Never miss your medication: You should make the blood thinners (aspirin, clopidogrel, etc.) and cholesterol-lowering (statin) medications prescribed by your surgeon a part of your life. These medications will help keep your new blood vessel open and protect you from heart attack and stroke.

Absolutely Quit Smoking: Smoking is the number one enemy of arteriosclerosis and bypass blockage. No matter how successful the surgery is, if you continue to smoke, it is inevitable that both your bypass vessel and other vessels will become blocked again.

Keep Diabetes and Blood Pressure Under Control: If you have diabetes or high blood pressure, keeping these conditions under strict control is vital for your vascular health.

Eat a Healthy Diet: Adopt a diet low in saturated fats and rich in vegetables, fruits, whole grains and healthy fats, such as the Mediterranean diet.

Exercise Regularly: Regular walking, as recommended by your doctor, will improve your general health and support blood circulation in your legs.

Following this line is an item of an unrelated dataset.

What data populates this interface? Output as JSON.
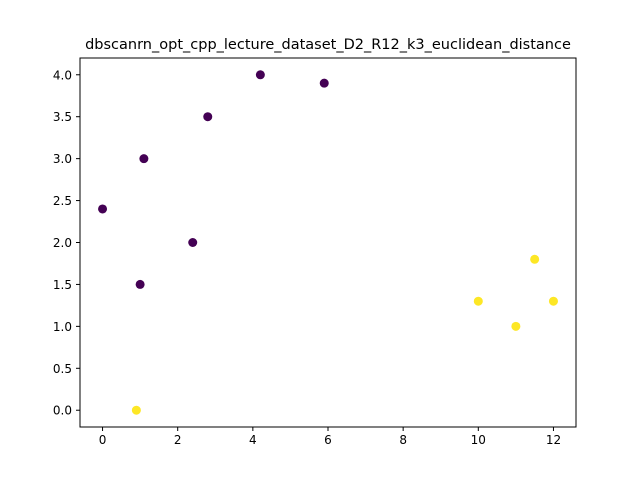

Do not neglect your regular medical check-ups: This is one of the most important aspects. Your surgeon will call you for regular check-ups to check the condition of your bypass vessel. During these check-ups, the blood flow inside the vessel is usually evaluated with Color Doppler Ultrasound. This monitoring allows us to detect a possible narrowing early, before it leads to a complete blockage, and to correct it with a simple angioplasty procedure. This regular follow-up is the most important factor in prolonging the life of your bypass.

Pay Attention to Foot Care: Foot care is very important, especially for diabetics. Check your feet every day for possible cuts, sores, blisters or discoloration. Trim your nails carefully and wear comfortable shoes that fit your feet well. If you have even the slightest problem, contact your doctor immediately.